Skip to content

Handling IoT data with MessagePack

In IoT applications, some smart devices send data serialized in MessagePack format. MessagePack is used in many IoT application for the following reasons:

  • Efficiency: MessagePack is a binary serialization format that is highly efficient in terms of both size and speed. It can serialize and deserialize data faster than JSON or XML due to its compact binary representation.
  • Reduced Bandwidth: In IoT applications, devices often have limited bandwidth and resources. Using MessagePack can help reduce the amount of data transmitted over the network by minimizing the size of the payloads compared to text-based formats like JSON or XML.
  • Low Overhead: MessagePack has minimal overhead compared to other serialization formats. This makes it suitable for resource-constrained devices with limited processing power and memory.
  • Interoperability: MessagePack is supported by many programming languages and platforms, making it easy to exchange data between different IoT devices, servers, and clients. This interoperability is crucial in heterogeneous IoT environments where devices may use different programming languages and platforms.
  • Schema-less: MessagePack is schema-less, meaning you don't need to define a schema or schema changes explicitly. This flexibility is beneficial in IoT applications where data formats may evolve over time, and it simplifies the development and maintenance of IoT systems.
  • Built-in Support: Some IoT platforms and frameworks provide support for MessagePack, making it easier to integrate into IoT applications without the need for additional libraries or dependencies.

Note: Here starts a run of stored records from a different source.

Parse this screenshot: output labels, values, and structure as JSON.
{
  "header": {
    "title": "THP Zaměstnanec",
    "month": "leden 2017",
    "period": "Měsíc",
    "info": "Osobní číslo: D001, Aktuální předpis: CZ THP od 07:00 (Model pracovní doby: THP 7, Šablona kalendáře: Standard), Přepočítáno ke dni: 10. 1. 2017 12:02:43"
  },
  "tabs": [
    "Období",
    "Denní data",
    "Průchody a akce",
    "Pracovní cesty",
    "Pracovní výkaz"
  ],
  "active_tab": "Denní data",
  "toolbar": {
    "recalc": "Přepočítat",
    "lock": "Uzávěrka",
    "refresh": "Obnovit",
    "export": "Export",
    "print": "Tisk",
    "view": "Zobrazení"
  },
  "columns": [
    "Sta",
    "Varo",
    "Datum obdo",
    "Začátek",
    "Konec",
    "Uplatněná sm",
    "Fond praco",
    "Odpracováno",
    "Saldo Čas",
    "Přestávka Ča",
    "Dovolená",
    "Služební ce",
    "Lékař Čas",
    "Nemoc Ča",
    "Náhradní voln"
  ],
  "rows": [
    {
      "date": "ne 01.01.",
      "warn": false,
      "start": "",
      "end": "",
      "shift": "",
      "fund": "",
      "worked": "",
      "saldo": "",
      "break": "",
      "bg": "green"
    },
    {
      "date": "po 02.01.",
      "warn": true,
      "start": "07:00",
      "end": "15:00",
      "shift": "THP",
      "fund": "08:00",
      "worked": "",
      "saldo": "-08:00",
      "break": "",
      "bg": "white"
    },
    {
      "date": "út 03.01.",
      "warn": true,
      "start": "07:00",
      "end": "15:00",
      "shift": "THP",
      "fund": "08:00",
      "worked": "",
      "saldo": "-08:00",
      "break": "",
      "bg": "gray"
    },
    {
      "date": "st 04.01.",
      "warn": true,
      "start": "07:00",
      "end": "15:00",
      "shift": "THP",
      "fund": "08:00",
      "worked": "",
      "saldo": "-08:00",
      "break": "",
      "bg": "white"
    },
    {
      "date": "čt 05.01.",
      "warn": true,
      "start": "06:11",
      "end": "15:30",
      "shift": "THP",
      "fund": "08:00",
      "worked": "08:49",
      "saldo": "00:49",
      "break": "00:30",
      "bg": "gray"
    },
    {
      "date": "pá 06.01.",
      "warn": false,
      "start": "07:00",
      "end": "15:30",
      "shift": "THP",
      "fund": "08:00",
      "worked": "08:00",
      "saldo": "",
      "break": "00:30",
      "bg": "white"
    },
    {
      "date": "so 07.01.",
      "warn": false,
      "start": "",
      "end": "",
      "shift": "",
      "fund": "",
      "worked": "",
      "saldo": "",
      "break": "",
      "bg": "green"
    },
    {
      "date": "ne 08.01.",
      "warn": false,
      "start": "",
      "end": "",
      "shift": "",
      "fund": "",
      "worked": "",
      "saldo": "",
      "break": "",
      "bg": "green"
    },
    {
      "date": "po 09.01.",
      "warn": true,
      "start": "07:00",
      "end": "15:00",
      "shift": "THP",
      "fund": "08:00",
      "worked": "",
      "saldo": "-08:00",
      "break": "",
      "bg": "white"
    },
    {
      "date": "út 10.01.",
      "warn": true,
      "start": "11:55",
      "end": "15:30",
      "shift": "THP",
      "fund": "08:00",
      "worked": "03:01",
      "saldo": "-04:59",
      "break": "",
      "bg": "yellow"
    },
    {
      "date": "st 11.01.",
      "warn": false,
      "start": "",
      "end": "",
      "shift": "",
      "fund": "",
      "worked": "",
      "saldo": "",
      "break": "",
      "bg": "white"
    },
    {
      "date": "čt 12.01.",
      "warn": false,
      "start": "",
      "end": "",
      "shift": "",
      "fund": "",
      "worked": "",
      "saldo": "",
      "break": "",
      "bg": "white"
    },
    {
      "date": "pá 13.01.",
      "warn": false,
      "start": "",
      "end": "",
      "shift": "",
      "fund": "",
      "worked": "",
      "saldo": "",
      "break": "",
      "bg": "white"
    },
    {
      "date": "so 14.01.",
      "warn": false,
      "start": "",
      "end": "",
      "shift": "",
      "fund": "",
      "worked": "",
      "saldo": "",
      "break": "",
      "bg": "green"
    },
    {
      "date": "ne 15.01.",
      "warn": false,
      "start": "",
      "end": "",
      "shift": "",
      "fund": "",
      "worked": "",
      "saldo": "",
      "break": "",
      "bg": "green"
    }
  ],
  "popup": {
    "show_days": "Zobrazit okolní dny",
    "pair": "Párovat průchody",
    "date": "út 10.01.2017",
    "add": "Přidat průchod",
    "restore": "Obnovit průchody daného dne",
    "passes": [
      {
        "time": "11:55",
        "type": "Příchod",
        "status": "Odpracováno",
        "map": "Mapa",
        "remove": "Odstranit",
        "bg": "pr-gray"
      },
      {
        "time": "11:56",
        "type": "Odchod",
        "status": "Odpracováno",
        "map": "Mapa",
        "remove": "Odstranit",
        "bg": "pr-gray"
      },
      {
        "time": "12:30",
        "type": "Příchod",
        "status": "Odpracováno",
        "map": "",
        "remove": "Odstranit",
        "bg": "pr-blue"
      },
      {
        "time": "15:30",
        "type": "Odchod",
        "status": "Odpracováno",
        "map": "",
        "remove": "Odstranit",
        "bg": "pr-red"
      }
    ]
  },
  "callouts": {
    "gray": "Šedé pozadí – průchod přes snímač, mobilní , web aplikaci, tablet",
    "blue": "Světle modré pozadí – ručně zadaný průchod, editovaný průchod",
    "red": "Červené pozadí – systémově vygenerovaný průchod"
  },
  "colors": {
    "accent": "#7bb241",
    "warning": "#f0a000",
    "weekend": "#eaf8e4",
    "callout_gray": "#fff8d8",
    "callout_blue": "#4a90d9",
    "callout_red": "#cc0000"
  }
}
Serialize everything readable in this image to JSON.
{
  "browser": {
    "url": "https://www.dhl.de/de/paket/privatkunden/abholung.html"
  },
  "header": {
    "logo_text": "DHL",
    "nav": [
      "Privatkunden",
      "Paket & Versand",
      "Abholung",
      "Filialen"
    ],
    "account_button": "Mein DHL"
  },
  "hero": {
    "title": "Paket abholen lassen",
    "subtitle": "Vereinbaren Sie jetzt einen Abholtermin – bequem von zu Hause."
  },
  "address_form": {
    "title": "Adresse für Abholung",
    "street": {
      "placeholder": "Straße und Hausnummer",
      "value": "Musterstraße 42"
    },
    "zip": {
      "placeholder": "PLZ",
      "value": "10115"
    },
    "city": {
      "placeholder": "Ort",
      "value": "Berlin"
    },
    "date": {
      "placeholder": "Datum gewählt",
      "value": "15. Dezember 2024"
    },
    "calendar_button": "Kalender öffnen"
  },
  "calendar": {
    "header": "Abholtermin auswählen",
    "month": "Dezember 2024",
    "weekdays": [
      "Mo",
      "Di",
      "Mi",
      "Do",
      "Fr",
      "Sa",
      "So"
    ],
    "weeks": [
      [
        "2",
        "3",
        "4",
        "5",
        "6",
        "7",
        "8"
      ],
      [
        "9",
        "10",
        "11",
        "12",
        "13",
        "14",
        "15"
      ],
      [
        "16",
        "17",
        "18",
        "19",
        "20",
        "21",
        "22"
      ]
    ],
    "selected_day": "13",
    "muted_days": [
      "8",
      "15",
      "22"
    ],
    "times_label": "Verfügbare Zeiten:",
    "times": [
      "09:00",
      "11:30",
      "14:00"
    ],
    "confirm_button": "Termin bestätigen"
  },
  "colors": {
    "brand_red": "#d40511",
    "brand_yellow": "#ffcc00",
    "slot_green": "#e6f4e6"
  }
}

Unpacking MessagePack for further processing

In your processing pipeline you need to unpack the MessagePack data at a suitable point. You can create an unpacking service to do this. The following code shows an example of how to do this:

import os
from quixstreams import Application
import msgpack

from dotenv import load_dotenv
load_dotenv()

def unpack(row):
    return msgpack.unpackb(row)

app = Application()

input_topic = app.topic(os.environ["input"], value_deserializer="bytes")
output_topic = app.topic(os.environ["output"], value_serializer="json")

sdf = app.dataframe(input_topic)
sdf = sdf.apply(unpack)
sdf = sdf.update(lambda row: print(row))
sdf = sdf.to_topic(output_topic)

if __name__ == "__main__":
    app.run(sdf)

Make sure that you add msgpack to your requirements.txt file.

In the above example messages received on the input topic are serialized in MessagePack format. As they a byte format, the bytes deserializer is used. The library is then called to convert the data to text. It is then published on the output topic as JSON.